Гуфье знал, какое впечатление производит на людей, подобных Гвиберу, поэтому даже не пытался понравиться ему. Он едва поздоровался. Просто вошел и показал кольцо графа Раймона.
Гвибер тотчас сник.
— Слушай меня, Раймонов Денье — ведь так тебя называют? — заговорил Гуфье. — Ты должен немедленно ехать в Иерусалим. У меня для тебя есть хорошая лошадь и припасы уже собраны. Там нужно убить человека, которого зовут Ги де Лузиньян. Ты меня понял?
— Да, — сказал Гвибер. — Каким оружием я должен убить его?
Гуфье подал ему кривой нож.
— Он не отравлен, но очень острый, — предупредил Гуфье. — Наш господин хочет, чтобы этого Ги де Лузиньяна не было в Иерусалиме.
— Может быть, попросить его уехать? — спросил Гвибер, растерянно блуждая взором вокруг себя.
Гуфье ткнул графским кольцом его в губы.
— Тебе велено убить Ги де Лузиньяна, — повторил он. — Подружись с ним. Убей его так, чтобы в этом заподозрили сарацин. Вставай и иди. У тебя нет времени. Наш господин хочет, чтобы ты сделал это как можно скорее.
С этими словами Гуфье пошел прочь, но на пороге обернулся и бросил на пол денье.
— Это тебе за будущие труды, — сказал он.
Гвибер наклонился и поднял монету. Денье был новым, выпущенным при короле Амори — не с башней Давида, а с ротондой Воскресения.

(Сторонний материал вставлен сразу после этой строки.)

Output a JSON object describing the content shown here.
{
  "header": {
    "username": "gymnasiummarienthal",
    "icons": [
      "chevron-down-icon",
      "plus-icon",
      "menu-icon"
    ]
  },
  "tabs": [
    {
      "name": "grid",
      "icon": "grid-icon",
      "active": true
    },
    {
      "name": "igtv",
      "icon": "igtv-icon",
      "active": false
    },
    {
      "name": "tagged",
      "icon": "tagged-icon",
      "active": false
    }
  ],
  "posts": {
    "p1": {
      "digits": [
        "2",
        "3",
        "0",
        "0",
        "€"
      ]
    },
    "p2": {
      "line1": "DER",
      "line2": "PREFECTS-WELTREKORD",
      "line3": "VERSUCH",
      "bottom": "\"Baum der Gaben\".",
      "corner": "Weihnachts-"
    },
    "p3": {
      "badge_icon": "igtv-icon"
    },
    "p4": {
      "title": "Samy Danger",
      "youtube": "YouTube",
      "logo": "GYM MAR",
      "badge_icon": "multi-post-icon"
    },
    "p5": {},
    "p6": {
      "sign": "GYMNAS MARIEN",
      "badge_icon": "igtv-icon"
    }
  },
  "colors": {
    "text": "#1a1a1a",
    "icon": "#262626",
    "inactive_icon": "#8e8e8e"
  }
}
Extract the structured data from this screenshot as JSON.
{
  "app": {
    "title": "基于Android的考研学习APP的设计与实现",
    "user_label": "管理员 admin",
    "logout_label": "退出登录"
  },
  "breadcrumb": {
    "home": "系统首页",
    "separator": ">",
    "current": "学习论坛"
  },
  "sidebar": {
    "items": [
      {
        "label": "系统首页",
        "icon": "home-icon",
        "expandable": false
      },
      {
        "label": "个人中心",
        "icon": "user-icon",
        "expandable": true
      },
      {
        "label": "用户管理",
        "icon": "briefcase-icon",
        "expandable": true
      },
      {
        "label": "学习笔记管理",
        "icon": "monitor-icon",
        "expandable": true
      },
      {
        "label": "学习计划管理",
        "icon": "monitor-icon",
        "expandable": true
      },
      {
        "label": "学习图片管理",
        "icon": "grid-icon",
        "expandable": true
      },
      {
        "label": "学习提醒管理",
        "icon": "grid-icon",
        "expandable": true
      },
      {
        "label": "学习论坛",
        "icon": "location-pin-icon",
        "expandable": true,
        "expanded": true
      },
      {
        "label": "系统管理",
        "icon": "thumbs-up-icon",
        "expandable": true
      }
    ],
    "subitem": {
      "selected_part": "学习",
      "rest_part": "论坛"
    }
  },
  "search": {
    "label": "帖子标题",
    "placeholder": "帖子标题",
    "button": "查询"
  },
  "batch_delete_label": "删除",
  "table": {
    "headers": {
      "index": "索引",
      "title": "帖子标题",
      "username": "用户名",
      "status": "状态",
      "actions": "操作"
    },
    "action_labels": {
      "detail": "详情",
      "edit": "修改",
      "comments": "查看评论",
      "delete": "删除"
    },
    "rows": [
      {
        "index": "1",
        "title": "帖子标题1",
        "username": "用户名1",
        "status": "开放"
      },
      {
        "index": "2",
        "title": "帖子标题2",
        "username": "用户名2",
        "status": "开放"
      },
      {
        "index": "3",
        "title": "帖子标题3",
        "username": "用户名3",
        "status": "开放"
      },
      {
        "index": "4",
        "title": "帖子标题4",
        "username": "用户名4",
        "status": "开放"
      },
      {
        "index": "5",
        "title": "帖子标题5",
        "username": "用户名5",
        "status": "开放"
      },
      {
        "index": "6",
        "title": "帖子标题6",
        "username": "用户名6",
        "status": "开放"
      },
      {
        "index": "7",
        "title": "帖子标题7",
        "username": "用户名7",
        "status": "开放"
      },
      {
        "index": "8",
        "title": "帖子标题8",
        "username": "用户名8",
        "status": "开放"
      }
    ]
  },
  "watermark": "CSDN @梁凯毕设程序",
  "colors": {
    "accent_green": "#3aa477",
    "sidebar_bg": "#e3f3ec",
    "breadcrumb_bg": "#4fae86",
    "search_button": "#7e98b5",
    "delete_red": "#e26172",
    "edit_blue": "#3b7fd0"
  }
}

Это была не та монета, и Гвибер с пренебрежением отбросил ее в сторону.
— Дурак, — сказал он в спину Гуфье.
Но коня и припасы взял и в тот же день отправился в Иерусалим.
Глава пятая
ВЕЛИКАЯ ЛЮБОВЬ
Наступал Великий Пост 1180 года от Воплощения; пришло известие о том, что в плену у Саладина умер брат Одон. Но и печаль по погибшему другу оказалась для Болдуина смазанной, растворенной заботами о сестре и Королевстве. Положив себе оплакать брата Одона в тот день, когда будут оплакивать Христа, король словно бы собрал все воспоминания о нем, сложил их в некий таинственный сосуд и поставил этот сосуд на алтарь в Храме — ждать надлежащего часа.

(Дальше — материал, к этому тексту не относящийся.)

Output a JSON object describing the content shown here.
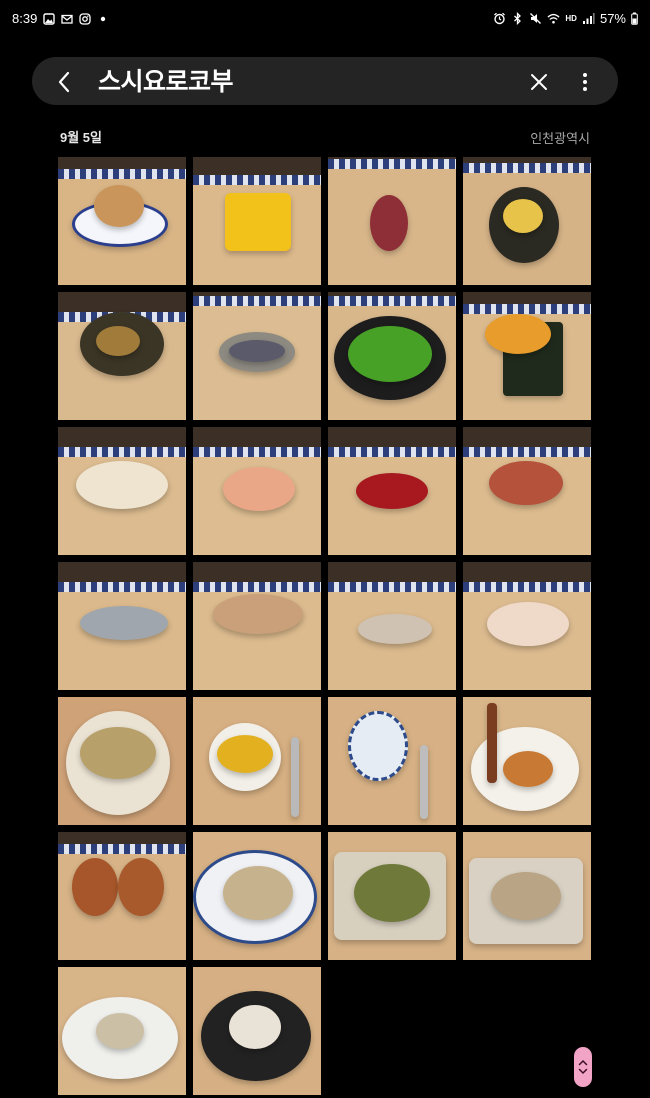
{
  "status_bar": {
    "time": "8:39",
    "left_icons": [
      "image-icon",
      "mail-icon",
      "instagram-icon",
      "notification-dot-icon"
    ],
    "right_icons": [
      "alarm-icon",
      "bluetooth-icon",
      "mute-icon",
      "wifi-icon",
      "hd-voice-icon",
      "signal-icon"
    ],
    "hd_label": "HD",
    "battery_text": "57%"
  },
  "search": {
    "query": "스시요로코부",
    "back_icon": "chevron-left-icon",
    "clear_icon": "close-icon",
    "more_icon": "more-vertical-icon"
  },
  "section": {
    "date": "9월 5일",
    "location": "인천광역시"
  },
  "colors": {
    "background": "#000000",
    "pill": "#242424",
    "scroll_handle": "#f2a4c6"
  },
  "photos": [
    {
      "subject": "sweet-bun-on-blue-plate"
    },
    {
      "subject": "tamago-egg-block"
    },
    {
      "subject": "tuna-nigiri"
    },
    {
      "subject": "maki-roll"
    },
    {
      "subject": "futomaki-roll"
    },
    {
      "subject": "mackerel-nigiri"
    },
    {
      "subject": "green-soup-bowl"
    },
    {
      "subject": "uni-gunkan"
    },
    {
      "subject": "white-fish-nigiri"
    },
    {
      "subject": "shrimp-nigiri"
    },
    {
      "subject": "akami-tuna-nigiri"
    },
    {
      "subject": "fatty-tuna-nigiri"
    },
    {
      "subject": "kohada-nigiri"
    },
    {
      "subject": "aji-nigiri"
    },
    {
      "subject": "sanma-nigiri"
    },
    {
      "subject": "white-fish-nigiri-2"
    },
    {
      "subject": "chawanmushi-closeup"
    },
    {
      "subject": "chawanmushi-with-spoon"
    },
    {
      "subject": "lidded-cup-with-spoon"
    },
    {
      "subject": "dessert-on-white-plate"
    },
    {
      "subject": "fried-rolls"
    },
    {
      "subject": "plated-eel-dish"
    },
    {
      "subject": "abalone-dish"
    },
    {
      "subject": "abalone-dish-2"
    },
    {
      "subject": "white-fish-salad"
    },
    {
      "subject": "rice-dish-dark-plate"
    }
  ],
  "scroll_handle": {
    "icon_up": "chevron-up-icon",
    "icon_down": "chevron-down-icon"
  }
}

Ги жил в доме своего брата коннетабля в Иерусалиме. Дом был тесный, плотно заселенный детьми и вещами. Здесь царствовала дама Эскива, дочь Бальяна д'Ибелина и родная племянница того самого сеньора Рамлы, который имел благое намерение — после того, как рассчитается с Саладином за свое освобождение, вернув ему долг до последнего денье, — жениться на Сибилле.
Эмерик де Лузиньян был из тех, кто хорошо знает цену и своей неудачливости, и своему происхождению. Он помнил, что не относится к числу любимчиков судьбы: замок Лузиньян принадлежал старшему брату, Гуго; военное счастье досталось третьему, Жоффруа; красивая наружность — пятому, Ги. Эмерик же получил в дар от доброго гения семьи, феи-змеи Мелюзины, свое неслыханное трезвомыслие — и на большее рассчитывать не мог.

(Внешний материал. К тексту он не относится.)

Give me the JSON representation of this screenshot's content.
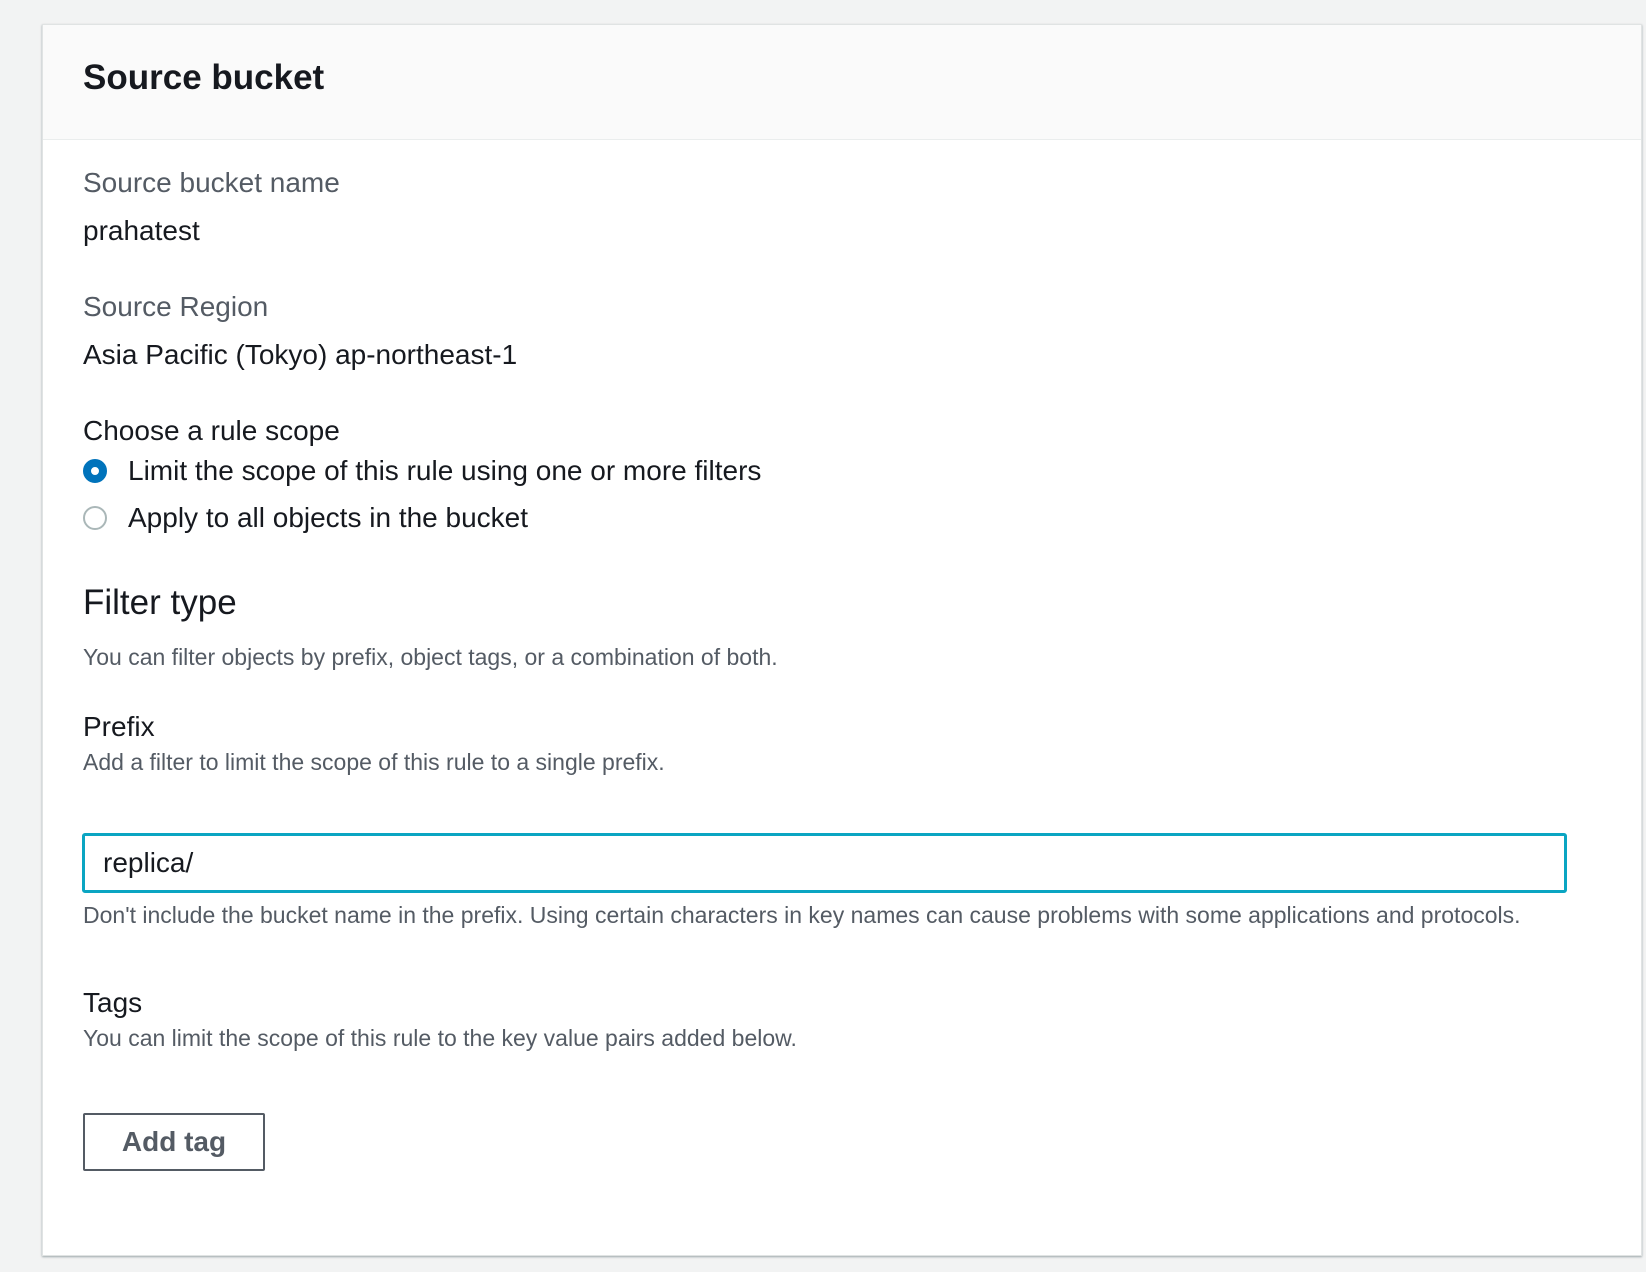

Поэтому Эмерик не искал военной славы на поле боя, хотя от сражений, если они выдавались, не уклонялся. Он много читал и потратил на книги некоторую толику пожалованных ему денег.
Следующим его разумным шагом стала женитьба.
Святая Земля не только поставила франков лицом к лицу с их греховностью; она же вынудила их вернуться к древнему, некогда осужденному обычаю — передавать наследство вместе с именем и обязательствами рода не через сыновей, но через дочерей. Ибо изменения в человеческой природе, проистекающие от первородного греха и усугубленные грехами более близких предков, оказались в некоторых франках таковы, что те не смогли произвести на свет сыновей, сколько ни старались.
У Иерусалимских королей рождались большей частью дочери. И замки иерусалимских баронов переходили не от отца к сыну, а от одного мужа владетельной дамы к другому.